Le 24 avril, le peuple arménien commémore les innocentes victimes du Génocide des Arméniens. Celui-ci est l’une des pages les plus tragiques et les plus sanglantes de l’histoire du peuple arménien et de l’histoire mondiale dans son ensemble.

Entre 1915 et 1923, à la suite de ce crime de masse commis par la Turquie, plus de 1,5 million d’Arméniens ont été tués et environ 2 millions ont été expulsés. Le peuple arménien a perdu la majeure partie de son berceau historique et de son patrimoine culturel. Le Génocide des Arméniens a été le premier génocide planifié et systématiquement mis en œuvre par un État dans l’histoire.

Le Génocide des Arméniens a été suivi par des génocides, massacres et déportations d’autres peuples en Turquie, tels les Grecs, les Yezidis, les Kurdes, les Assyriens et autres groupes ethniques.

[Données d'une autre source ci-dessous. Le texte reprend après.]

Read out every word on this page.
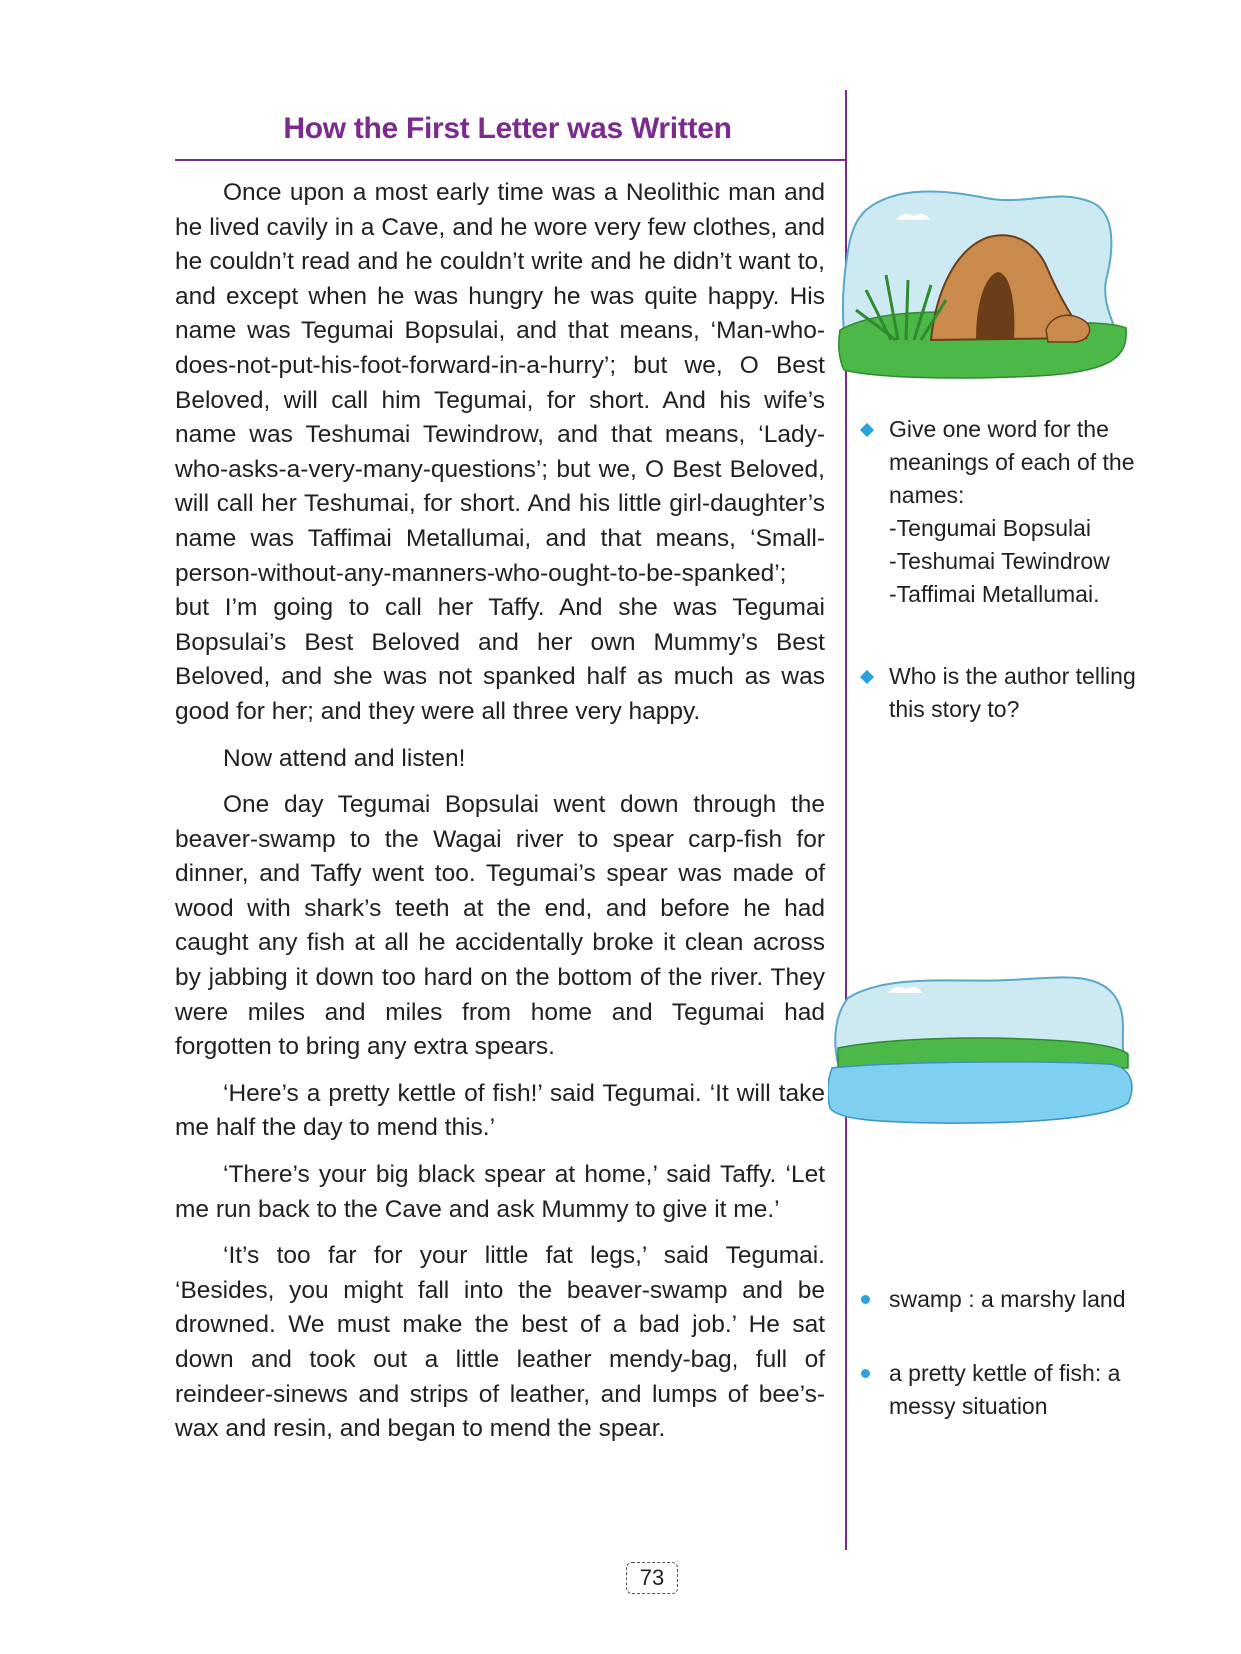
How the First Letter was Written

Once upon a most early time was a Neolithic man and he lived cavily in a Cave, and he wore very few clothes, and he couldn’t read and he couldn’t write and he didn’t want to, and except when he was hungry he was quite happy. His name was Tegumai Bopsulai, and that means, ‘Man-who-does-not-put-his-foot-forward-in-a-hurry’; but we, O Best Beloved, will call him Tegumai, for short. And his wife’s name was Teshumai Tewindrow, and that means, ‘Lady-who-asks-a-very-many-questions’; but we, O Best Beloved, will call her Teshumai, for short. And his little girl-daughter’s name was Taffimai Metallumai, and that means, ‘Small-person-without-any-manners-who-ought-to-be-spanked’; but I’m going to call her Taffy. And she was Tegumai Bopsulai’s Best Beloved and her own Mummy’s Best Beloved, and she was not spanked half as much as was good for her; and they were all three very happy.

Now attend and listen!

One day Tegumai Bopsulai went down through the beaver-swamp to the Wagai river to spear carp-fish for dinner, and Taffy went too. Tegumai’s spear was made of wood with shark’s teeth at the end, and before he had caught any fish at all he accidentally broke it clean across by jabbing it down too hard on the bottom of the river. They were miles and miles from home and Tegumai had forgotten to bring any extra spears.

‘Here’s a pretty kettle of fish!’ said Tegumai. ‘It will take me half the day to mend this.’

‘There’s your big black spear at home,’ said Taffy. ‘Let me run back to the Cave and ask Mummy to give it me.’

‘It’s too far for your little fat legs,’ said Tegumai. ‘Besides, you might fall into the beaver-swamp and be drowned. We must make the best of a bad job.’ He sat down and took out a little leather mendy-bag, full of reindeer-sinews and strips of leather, and lumps of bee’s-wax and resin, and began to mend the spear.

Give one word for the meanings of each of the names:
-Tengumai Bopsulai
-Teshumai Tewindrow
-Taffimai Metallumai.
Who is the author telling this story to?
swamp : a marshy land
a pretty kettle of fish: a messy situation
73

L’absence de réaction et d’évaluation appropriées de la part de la communauté internationale face au crime commis contre le peuple arménien il y a plus d’un siècle a ouvert la voie à la répétition de ces crimes à l’avenir.

L’Holocauste et le génocide des peuples slaves, des Roms et d’autres nations commis par les nazis pendant la Seconde Guerre mondiale en sont une preuve éclatante.

À ce jour, la Turquie refuse non seulement de reconnaître le Génocide des Arménien, mais fait également constamment obstacle aux processus de reconnaissance de ce  génocide dans d’autres pays. De plus, les dirigeants de ce pays poursuivent leur politique génocidaire à l’égard du peuple arménien, dont l’une des manifestations frappantes est la participation active de la Turquie à la préparation de la guerre déclenchée par l’Azerbaïdjan contre l’Artsakh le 27 septembre 2020 et aux opérations militaires proprement dites, qui se sont accompagnées de violations flagrantes du droit international humanitaire.

La politique criminelle de la Turquie et de l’Azerbaïdjan, leurs plans pan-turcs et expansionnistes constituent une menace sérieuse non seulement pour la région du Caucase du Sud, mais aussi pour l’ensemble du monde civilisé.

C’est avec détermination et conviction que nous veillerons à la reconnaissance et à la condamnation internationales du génocide arménien et au rétablissement de la justice historique.